We propose a multi-representations space separation based graph-level anomaly-aware detection framework.
Based on the distance error between the graph representations of the test graph and both normal and abnormal graph representation spaces, we can accurately determine whether the test graph is anomalous.
- Score: 8.39109029417354
- License: http://arxiv.org/licenses/nonexclusive-distrib/1.0/
- Abstract: Graph structure patterns are widely used to model different area data
recently. How to detect anomalous graph information on these graph data has
become a popular research problem. The objective of this research is centered
on the particular issue that how to detect abnormal graphs within a graph set.

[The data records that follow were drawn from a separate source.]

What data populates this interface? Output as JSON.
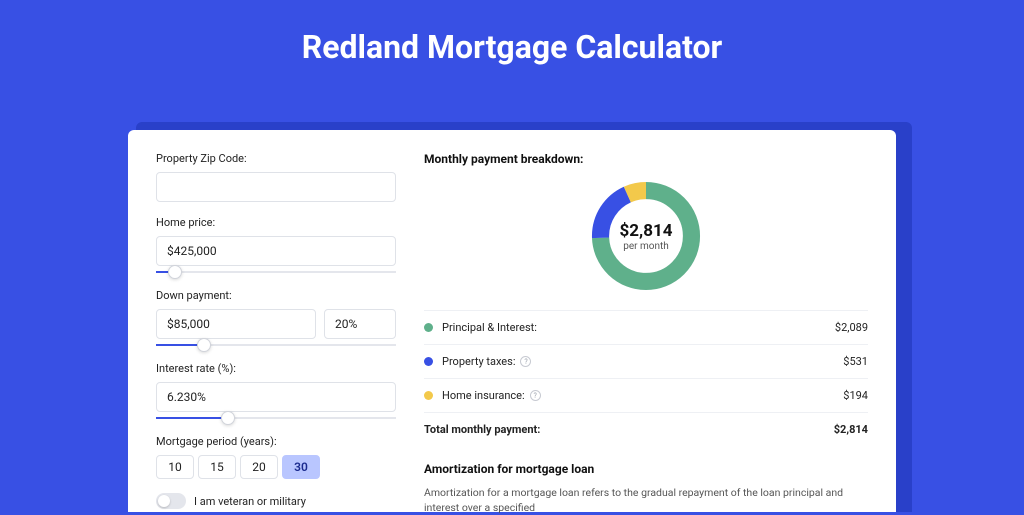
{
  "page": {
    "title": "Redland Mortgage Calculator"
  },
  "form": {
    "zip_label": "Property Zip Code:",
    "zip_value": "",
    "home_price_label": "Home price:",
    "home_price_value": "$425,000",
    "home_price_slider_pct": 8,
    "down_payment_label": "Down payment:",
    "down_payment_value": "$85,000",
    "down_payment_pct": "20%",
    "down_payment_slider_pct": 20,
    "interest_label": "Interest rate (%):",
    "interest_value": "6.230%",
    "interest_slider_pct": 30,
    "period_label": "Mortgage period (years):",
    "periods": [
      "10",
      "15",
      "20",
      "30"
    ],
    "period_selected": "30",
    "veteran_label": "I am veteran or military"
  },
  "breakdown": {
    "title": "Monthly payment breakdown:",
    "center_amount": "$2,814",
    "center_sub": "per month",
    "items": [
      {
        "label": "Principal & Interest:",
        "value": "$2,089",
        "color": "#5fb08b",
        "help": false
      },
      {
        "label": "Property taxes:",
        "value": "$531",
        "color": "#3850e4",
        "help": true
      },
      {
        "label": "Home insurance:",
        "value": "$194",
        "color": "#f3c94b",
        "help": true
      }
    ],
    "total_label": "Total monthly payment:",
    "total_value": "$2,814"
  },
  "amort": {
    "title": "Amortization for mortgage loan",
    "body": "Amortization for a mortgage loan refers to the gradual repayment of the loan principal and interest over a specified"
  },
  "chart_data": {
    "type": "pie",
    "title": "Monthly payment breakdown",
    "series": [
      {
        "name": "Principal & Interest",
        "value": 2089,
        "color": "#5fb08b"
      },
      {
        "name": "Property taxes",
        "value": 531,
        "color": "#3850e4"
      },
      {
        "name": "Home insurance",
        "value": 194,
        "color": "#f3c94b"
      }
    ],
    "total": 2814,
    "center_label": "$2,814 per month"
  }
}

The previous works have observed that abnormal graphs mainly show node-level
and graph-level anomalies, but these methods equally treat two anomaly forms
above in the evaluation of abnormal graphs, which is contrary to the fact that
different types of abnormal graph data have different degrees in terms of
node-level and graph-level anomalies. Furthermore, abnormal graphs that have
subtle differences from normal graphs are easily escaped detection by the
existing methods. Thus, we propose a multi-representations space separation
based graph-level anomaly-aware detection framework in this paper. To consider
the different importance of node-level and graph-level anomalies, we design an
anomaly-aware module to learn the specific weight between them in the abnormal
graph evaluation process. In addition, we learn strictly separate normal and
abnormal graph representation spaces by four types of weighted graph
representations against each other including anchor normal graphs, anchor
abnormal graphs, training normal graphs, and training abnormal graphs. Based on
the distance error between the graph representations of the test graph and both
normal and abnormal graph representation spaces, we can accurately determine
whether the test graph is anomalous. Our approach has been extensively
evaluated against baseline methods using ten public graph datasets, and the
results demonstrate its effectiveness.